Quantron kicks off Series B equity raise

The German and American mobility provider is seeking to raise EUR 200m in a Series B equity raise, as the company plans to become a one-stop-shop for hydrogen-powered commercial vehicles, according to a teaser.

Quantron, the Germany and US-based hydrogen trucking manufacturer, is seeking to raise EUR 200m in a Series B capital raise, and has further plans to raise money in a Series C in 2024 or 2025, followed by an anticipated IPO beyond 2025.

The company plans to use proceeds from the Series B accelerate the roll-out of existing production and make additional market entries included expanding its operations in the US, according to a sale teaser seen by The Hydrogen Source. Stifel is leading the capital raise, as previously reported.
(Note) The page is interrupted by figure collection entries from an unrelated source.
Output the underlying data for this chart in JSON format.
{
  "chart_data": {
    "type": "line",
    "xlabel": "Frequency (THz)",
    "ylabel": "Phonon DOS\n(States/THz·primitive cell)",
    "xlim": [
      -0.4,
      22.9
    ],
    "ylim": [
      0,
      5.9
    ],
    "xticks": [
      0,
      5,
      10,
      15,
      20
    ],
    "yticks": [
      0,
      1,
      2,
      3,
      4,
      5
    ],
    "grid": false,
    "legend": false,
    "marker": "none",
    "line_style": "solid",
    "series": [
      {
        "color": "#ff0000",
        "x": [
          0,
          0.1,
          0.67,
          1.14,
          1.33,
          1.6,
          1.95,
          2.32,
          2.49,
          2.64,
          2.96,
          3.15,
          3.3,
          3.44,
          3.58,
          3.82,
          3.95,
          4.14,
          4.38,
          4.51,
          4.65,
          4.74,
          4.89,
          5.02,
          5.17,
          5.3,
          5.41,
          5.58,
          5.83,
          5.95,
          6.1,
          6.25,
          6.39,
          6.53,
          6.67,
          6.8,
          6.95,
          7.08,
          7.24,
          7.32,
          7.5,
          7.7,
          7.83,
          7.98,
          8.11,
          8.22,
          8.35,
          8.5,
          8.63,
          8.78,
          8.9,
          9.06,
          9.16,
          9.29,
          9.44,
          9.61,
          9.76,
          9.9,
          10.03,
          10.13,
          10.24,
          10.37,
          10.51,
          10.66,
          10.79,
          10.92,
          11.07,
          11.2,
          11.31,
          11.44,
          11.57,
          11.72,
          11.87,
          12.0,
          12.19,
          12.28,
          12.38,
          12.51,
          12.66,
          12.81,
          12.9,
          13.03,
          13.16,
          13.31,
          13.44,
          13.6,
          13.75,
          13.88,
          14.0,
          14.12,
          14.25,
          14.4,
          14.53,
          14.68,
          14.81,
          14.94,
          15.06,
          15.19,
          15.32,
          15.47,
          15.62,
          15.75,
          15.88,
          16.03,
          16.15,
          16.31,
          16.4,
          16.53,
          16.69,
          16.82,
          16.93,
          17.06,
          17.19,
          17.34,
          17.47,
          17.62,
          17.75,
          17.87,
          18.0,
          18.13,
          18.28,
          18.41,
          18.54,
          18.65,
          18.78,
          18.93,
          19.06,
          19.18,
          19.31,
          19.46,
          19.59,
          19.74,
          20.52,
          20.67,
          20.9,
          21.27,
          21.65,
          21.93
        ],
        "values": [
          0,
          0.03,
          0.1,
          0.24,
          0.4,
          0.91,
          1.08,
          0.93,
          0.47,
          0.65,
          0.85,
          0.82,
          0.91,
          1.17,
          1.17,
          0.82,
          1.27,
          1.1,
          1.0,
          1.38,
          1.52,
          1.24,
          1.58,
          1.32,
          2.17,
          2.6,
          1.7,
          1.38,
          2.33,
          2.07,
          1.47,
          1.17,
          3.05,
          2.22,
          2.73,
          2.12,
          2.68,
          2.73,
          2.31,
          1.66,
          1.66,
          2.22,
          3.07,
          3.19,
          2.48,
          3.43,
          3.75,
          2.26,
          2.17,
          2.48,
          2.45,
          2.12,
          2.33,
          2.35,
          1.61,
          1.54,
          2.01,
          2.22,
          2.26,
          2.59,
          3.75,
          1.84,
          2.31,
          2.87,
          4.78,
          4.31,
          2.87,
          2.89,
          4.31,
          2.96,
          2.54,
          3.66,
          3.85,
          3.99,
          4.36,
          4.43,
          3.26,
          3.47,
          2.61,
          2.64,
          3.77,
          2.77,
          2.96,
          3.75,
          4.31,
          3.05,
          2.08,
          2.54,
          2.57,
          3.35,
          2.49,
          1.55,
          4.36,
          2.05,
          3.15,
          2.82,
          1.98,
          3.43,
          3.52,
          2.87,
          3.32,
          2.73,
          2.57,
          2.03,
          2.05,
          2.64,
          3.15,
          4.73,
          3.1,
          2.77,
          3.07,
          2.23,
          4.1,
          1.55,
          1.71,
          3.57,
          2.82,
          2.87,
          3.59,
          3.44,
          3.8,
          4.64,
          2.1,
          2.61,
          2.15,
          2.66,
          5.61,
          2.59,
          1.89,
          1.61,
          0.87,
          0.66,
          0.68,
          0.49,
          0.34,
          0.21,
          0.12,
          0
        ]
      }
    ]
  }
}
By advancing a full-scale zero-emission ecosystem, Quantron is seeking to take part in the sourcing and distribution of green energy and hydrogen, as well as building fuel cell and battery electric vehicles and components and offering customer solutions like aftersales, the teaser notes.

Quantron, which has offices in Augsburg, Germany and Detroit, Michigan, has brought in about EUR 28m in revenues since inception and expects EUR 60m in revenue this year, fueled by a EUR 100m order book and pipeline. The company has put 150 vehicles on the road to date and has 130 employees.

Its Series A capital raise of EUR 45m, completed in September, 2022, implied a EUR 250m pre-money valuation. The ongoing EUR 200m capital raise will come in the form of the Series B financing as well as working capital facilities.

The company recently announced commitments with FirstElement Fuel and Goldstone Technologies Limited. Quantron debuted its Class 8 hydrogen fuel-cell truck in the US at the Advanced Clean Transportation Expo in Anaheim, California in April.